Le montagnard n’en avait cure. Il prit résolument les flèches que lui donna Fédor Romalewsky, enveloppa la pointe avec soin, les cacha sous sa veste et partit audacieux, sans peur.

— Quel poison as-tu employé, Fédor ? demanda le prince Romalewsky à son fils, quand celui-ci revint vers l’infirme, au château de Narwald, auprès la séance des conjurés.

— L’oxalis révulsif, additionné de sirallys. Les flèches y ont trempé vingt heures et en sont parfaitement imprégnées. L’action d’une piqûre, si légère qu’elle soit, détermine la mort… apparente.

— Pendant combien d’heures ?

— Au moins trois jours. C’est plus qu’il faut pour nous laisser le temps d’agir.

— Pourquoi tenez-vous tant à prendre l’empereur vivant ?

— Pour l’avoir à notre merci. Ne sera-t-il pas délectable de murer au fond d’un in pace ce conquérant, de le voir agoniser chaque jour, impuissant, dans une tombe ?

— C’est vrai… une agonie lente… Ce sera terrible ! Mais atrocement inhumain…

— Cet acte m’a d’ailleurs été imposé par les compagnons de l’Étoile-Noire ; ils veulent tenir l’autocrate en leur pouvoir.

— Je ne t’approuve pas, mon fils… C’est une cruauté inutile.

— Mais, je connais, avec Boris, le moyen de le ramener à la vie après cette sorte d’intoxication. Si tu l’exiges, nous l’emploierons, père. Autrement, Alexis ne reprendra jamais le souffle.

— Êtes-vous sûrs de votre procédé ?

— Absolument, je l’ai vu réussir dans l’Inde. J’ai assisté moi-même à l’opération, souvent appliquée volontairement par les fakirs et pour un laps de temps bien supérieur.

— Magie, mon fils ! Tandis que nous sommes en pleine réalité.

— Boris en a fait la preuve ici même, père, sur mon cheval Isba. Je lui ai injecté une petite solution d’oxalys-sirallys au cou. Il est resté en catalepsie trois jours sans souffrir, je crois. Au bout de ce temps, Boris l’a réveillé.

— Et alors ?

— La seule chose que la bête ait gardé de cette crise est une absence de mémoire. Elle ne connaît plus son nom, elle ne sait plus sa route.

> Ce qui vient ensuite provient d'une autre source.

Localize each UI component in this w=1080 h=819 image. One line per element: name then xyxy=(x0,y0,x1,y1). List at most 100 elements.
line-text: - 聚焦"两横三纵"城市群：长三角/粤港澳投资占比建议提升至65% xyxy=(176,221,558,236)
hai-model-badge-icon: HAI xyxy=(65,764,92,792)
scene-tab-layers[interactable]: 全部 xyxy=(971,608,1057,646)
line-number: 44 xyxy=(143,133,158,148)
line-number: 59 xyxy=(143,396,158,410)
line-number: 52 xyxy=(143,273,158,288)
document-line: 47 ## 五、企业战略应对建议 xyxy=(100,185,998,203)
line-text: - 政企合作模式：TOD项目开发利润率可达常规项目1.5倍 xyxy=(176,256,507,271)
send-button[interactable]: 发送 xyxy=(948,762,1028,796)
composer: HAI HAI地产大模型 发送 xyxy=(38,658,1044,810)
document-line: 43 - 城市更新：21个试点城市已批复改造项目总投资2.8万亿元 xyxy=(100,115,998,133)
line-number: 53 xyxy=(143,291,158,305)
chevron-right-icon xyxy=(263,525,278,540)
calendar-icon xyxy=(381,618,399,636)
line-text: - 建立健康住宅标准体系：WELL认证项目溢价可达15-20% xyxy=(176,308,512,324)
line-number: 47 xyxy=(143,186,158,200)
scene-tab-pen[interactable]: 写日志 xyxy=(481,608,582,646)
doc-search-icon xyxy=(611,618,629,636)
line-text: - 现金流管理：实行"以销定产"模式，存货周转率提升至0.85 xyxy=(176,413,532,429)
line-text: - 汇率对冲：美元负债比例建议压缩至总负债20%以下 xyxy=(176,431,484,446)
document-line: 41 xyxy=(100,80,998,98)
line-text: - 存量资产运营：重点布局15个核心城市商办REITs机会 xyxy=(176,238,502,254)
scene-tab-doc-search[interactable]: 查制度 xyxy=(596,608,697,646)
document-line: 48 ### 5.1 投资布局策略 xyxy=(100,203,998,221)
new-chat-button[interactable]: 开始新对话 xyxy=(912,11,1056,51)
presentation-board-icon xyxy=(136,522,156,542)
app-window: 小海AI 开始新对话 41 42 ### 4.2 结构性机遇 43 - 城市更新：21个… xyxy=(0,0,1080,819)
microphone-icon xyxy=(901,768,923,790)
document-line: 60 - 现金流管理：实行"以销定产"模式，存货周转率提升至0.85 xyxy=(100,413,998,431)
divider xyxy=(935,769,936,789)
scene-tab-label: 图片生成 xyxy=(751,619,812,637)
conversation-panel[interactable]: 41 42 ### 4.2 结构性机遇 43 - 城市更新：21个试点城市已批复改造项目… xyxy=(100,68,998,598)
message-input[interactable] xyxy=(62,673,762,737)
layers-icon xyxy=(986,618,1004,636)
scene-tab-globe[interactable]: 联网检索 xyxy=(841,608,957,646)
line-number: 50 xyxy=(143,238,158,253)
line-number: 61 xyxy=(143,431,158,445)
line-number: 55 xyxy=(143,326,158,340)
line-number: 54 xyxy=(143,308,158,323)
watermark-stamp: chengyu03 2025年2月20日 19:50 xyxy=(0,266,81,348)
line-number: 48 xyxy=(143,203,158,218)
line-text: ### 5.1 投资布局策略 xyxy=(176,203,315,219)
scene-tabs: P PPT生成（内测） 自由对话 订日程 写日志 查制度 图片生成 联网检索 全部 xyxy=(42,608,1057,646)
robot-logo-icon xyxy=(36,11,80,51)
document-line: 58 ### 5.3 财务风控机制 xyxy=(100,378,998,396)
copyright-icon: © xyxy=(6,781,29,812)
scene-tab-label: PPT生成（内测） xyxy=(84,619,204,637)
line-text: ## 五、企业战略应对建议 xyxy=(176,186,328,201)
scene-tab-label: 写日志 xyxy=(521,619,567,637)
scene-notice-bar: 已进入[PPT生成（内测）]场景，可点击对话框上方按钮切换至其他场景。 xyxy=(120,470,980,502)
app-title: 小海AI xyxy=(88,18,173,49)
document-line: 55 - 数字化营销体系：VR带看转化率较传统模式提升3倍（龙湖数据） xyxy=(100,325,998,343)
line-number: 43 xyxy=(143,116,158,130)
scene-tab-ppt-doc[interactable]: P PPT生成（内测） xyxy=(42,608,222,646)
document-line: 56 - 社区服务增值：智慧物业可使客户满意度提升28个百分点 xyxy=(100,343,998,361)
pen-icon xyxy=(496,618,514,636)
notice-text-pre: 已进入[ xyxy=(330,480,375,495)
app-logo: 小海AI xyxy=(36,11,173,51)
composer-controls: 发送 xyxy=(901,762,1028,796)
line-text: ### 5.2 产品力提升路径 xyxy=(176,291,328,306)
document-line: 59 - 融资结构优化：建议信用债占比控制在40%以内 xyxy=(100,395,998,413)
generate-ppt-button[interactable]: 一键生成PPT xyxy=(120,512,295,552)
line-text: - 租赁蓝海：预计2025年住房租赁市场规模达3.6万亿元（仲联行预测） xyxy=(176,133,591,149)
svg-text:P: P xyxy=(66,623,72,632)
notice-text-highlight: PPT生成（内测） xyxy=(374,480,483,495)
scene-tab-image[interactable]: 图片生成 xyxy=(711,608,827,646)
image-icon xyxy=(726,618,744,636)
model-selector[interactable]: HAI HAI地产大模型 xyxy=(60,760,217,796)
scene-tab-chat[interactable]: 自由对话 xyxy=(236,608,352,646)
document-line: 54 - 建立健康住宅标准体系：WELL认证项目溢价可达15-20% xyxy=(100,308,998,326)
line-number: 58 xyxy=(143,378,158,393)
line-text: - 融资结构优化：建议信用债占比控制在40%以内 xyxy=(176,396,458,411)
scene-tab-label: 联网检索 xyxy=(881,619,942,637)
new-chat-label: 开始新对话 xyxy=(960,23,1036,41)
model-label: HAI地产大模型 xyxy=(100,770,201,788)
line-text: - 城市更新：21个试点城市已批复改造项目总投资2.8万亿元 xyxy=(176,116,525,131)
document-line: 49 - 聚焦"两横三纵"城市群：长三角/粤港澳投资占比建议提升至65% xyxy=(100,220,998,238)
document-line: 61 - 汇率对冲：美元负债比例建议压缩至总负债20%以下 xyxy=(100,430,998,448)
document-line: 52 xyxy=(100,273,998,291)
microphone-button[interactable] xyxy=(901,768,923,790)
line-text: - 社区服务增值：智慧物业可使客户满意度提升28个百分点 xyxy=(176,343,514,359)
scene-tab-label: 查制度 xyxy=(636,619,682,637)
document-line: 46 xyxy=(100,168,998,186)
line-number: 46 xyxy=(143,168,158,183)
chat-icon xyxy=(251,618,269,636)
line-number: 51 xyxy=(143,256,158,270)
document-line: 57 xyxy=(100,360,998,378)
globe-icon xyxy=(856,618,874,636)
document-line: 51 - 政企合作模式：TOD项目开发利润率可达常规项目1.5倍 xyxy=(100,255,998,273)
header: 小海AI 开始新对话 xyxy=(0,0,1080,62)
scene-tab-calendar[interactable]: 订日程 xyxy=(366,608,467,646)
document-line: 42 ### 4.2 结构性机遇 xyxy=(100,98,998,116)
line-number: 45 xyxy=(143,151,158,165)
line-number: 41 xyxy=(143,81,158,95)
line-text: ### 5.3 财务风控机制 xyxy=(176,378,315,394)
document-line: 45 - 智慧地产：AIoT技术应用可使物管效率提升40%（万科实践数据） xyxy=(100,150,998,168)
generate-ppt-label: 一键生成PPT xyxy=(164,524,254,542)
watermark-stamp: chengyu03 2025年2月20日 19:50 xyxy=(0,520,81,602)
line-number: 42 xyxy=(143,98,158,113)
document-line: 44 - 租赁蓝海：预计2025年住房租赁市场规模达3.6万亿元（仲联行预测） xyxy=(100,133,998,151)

Physiquement, elle va fort bien.

— Je préférerais voir mourir le tyran d’un coup de feu, sous le soleil.

— Nous n’y parviendrons pas, père, sans être découverts.

— Pourquoi ?

— Le camp est gardé, et, dans la mêlée, l’escorte impériale ne quitte pas son chef. Et la balle, révélant le meurtrier par sa détonation, est plus dangereuse que la flèche qui vole silencieuse, et dans l’ombre…

Le prince Nicolas Romalewsky eut un geste découragé.

— Dieu jugera, dit-il.

Cet acte, si profondément calculé, eut lieu, ainsi que l’avait réglé Fédor ; mais comme la plupart des projets, il fut déjoué par les circonstances.

La flèche du conjuré atteignit non l’empereur, mais l’impératrice Yvana, venue au-devant de son mari, avec un message de paix et de clémence.

L’innocente paya pour le condamné.

Ce fut dans son épaule si délicate que le trait pénétra, au moment où elle levait les bras pour enlacer son mari et le préserver du geste fatal. D’un coup de revolver, l’empereur cassa la tête à l’assassin ; puis, éperdu, il emporta sa femme jusqu’au camp.